My bar belongs to the famous Faena hotel of Miami’s South Beach, that became an art spot by purchasing a golden emblematic sculpture by Damien Hirst, and hosted some of the most glamorous Art Basel parties. It is a comment on today’s artworks, as well as a homage to my most favourite Great Master Manet.

Work by Stella Kapezanou

Work by Stella Kapezanou

What was your greatest challenge in working towards the degree show?

We’re living in a society that is predominated by an enormous amount of visuals, but they’re not really looked at. Being a figurative painter can be tricky, especially in an age of Instagram selfies.
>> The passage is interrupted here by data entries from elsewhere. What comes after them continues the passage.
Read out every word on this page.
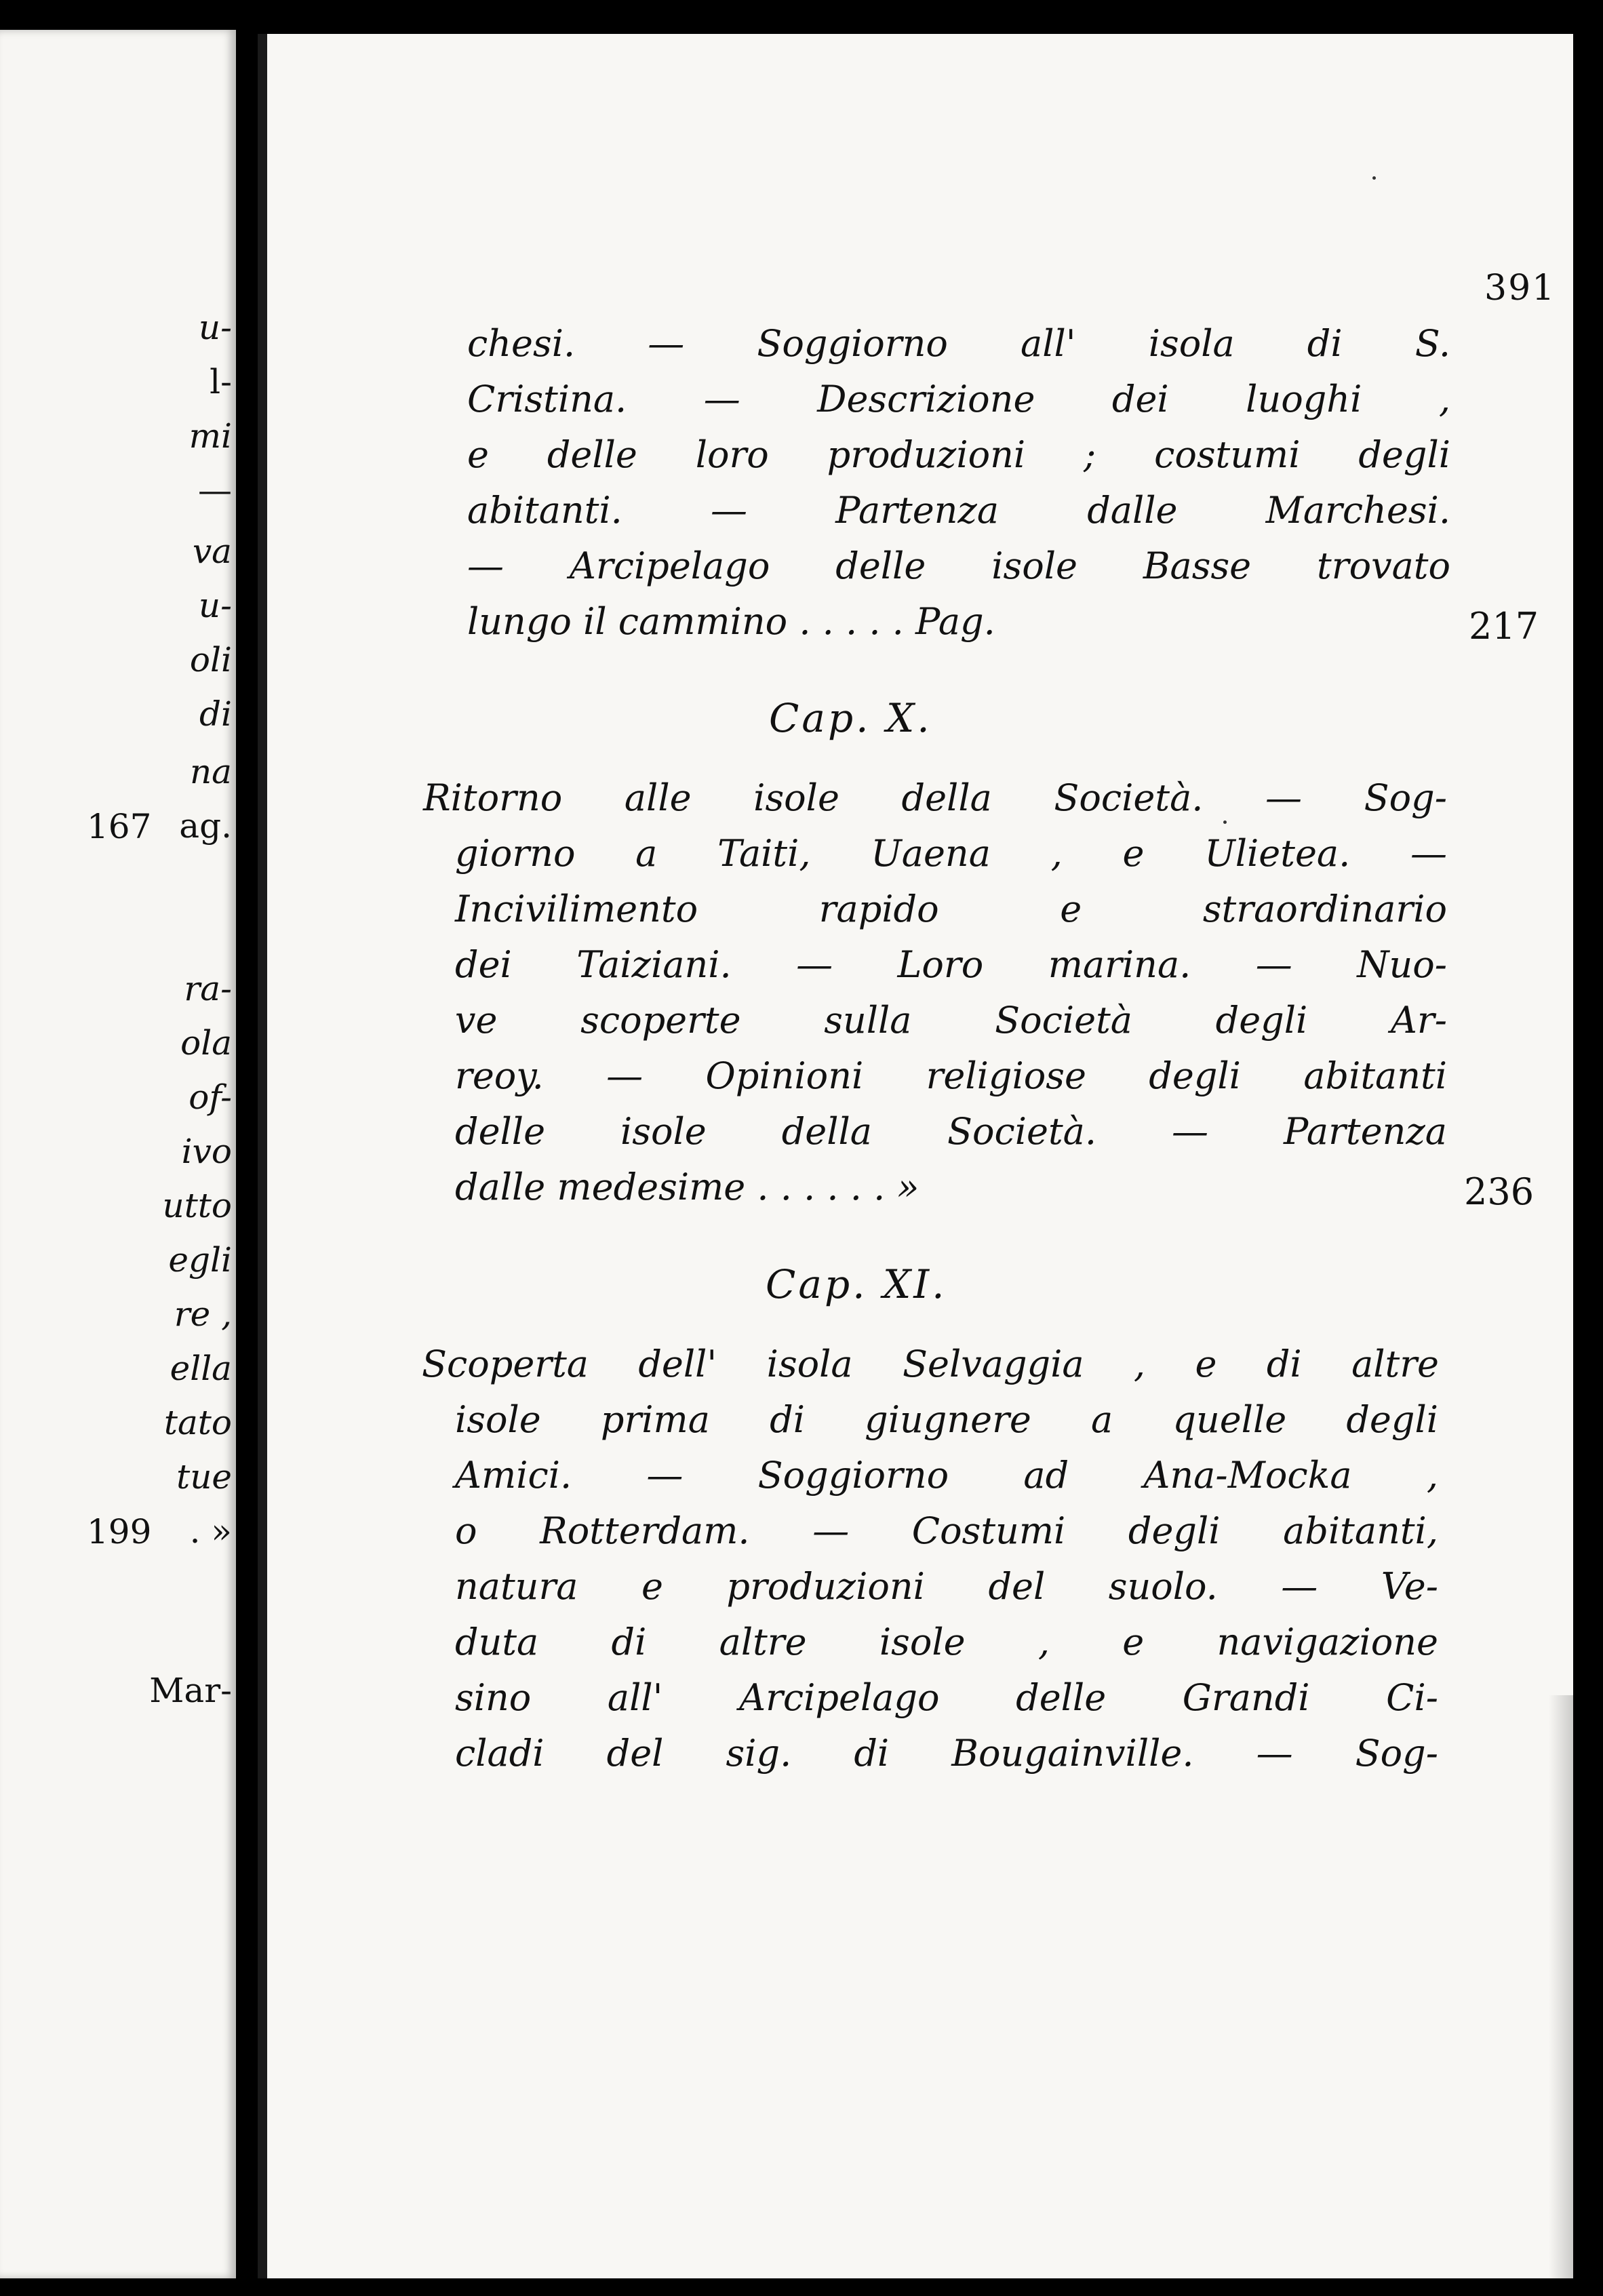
u-
l-
mi
—
va
u-
oli
di
na
ag.
ra-
ola
of-
ivo
utto
egli
re ,
ella
tato
tue
. »
Mar-
167
199
391
chesi. — Soggiorno all' isola di S.
Cristina. — Descrizione dei luoghi ,
e delle loro produzioni ; costumi degli
abitanti. — Partenza dalle Marchesi.
— Arcipelago delle isole Basse trovato
lungo il cammino . . . . . Pag.	217
Cap. X.
Ritorno alle isole della Società. — Sog-
giorno a Taiti, Uaena , e Ulietea. —
Incivilimento rapido e straordinario
dei Taiziani. — Loro marina. — Nuo-
ve scoperte sulla Società degli Ar-
reoy. — Opinioni religiose degli abitanti
delle isole della Società. — Partenza
dalle medesime . . . . . . »	236
Cap. XI.
Scoperta dell' isola Selvaggia , e di altre
isole prima di giugnere a quelle degli
Amici. — Soggiorno ad Ana-Mocka ,
o Rotterdam. — Costumi degli abitanti,
natura e produzioni del suolo. — Ve-
duta di altre isole , e navigazione
sino all' Arcipelago delle Grandi Ci-
cladi del sig. di Bougainville. — Sog-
On the other hand, figurative painting can be populist…you know, your mom can like it. When you get the body involved, people react. And this is my greatest challenge. To create paintings that become a non-verbal statement on the relation between the image and reality.

Work by Stella Kapezanou

Work by Stella Kapezanou

What do you see yourself doing after you graduate, what are your career ambitions?

Well you know, I paint and I dream big and I want it all, so a list of career ambitions would be endless.

I’ll start by aiming to have two studios simultaneously, one in London and one in Athens and be based in two cities. Then, I will hopefully expand to more… I’m not a “home-centred” person myself and I like to be constantly on the move. Being an artist is giving me this freedom.

What have you enjoyed most about studying at Chelsea?

The move to my new studio on the 2nd floor for the summer term, with an abundance of natural light and wall space, overlooking Tate Britain.

Work by Stella Kapezanou

Work by Stella Kapezanou

What have you most enjoyed about the area around Chelsea? Any tips?

Light centre Belgravia, a Yoga Shala, only 15 minute walking distance away. I particularly enjoyed the evening rocket yoga classes.

What would you say to someone who is thinking about doing your course? Any

As our course leader Patti Ellis says be “rock & ready”!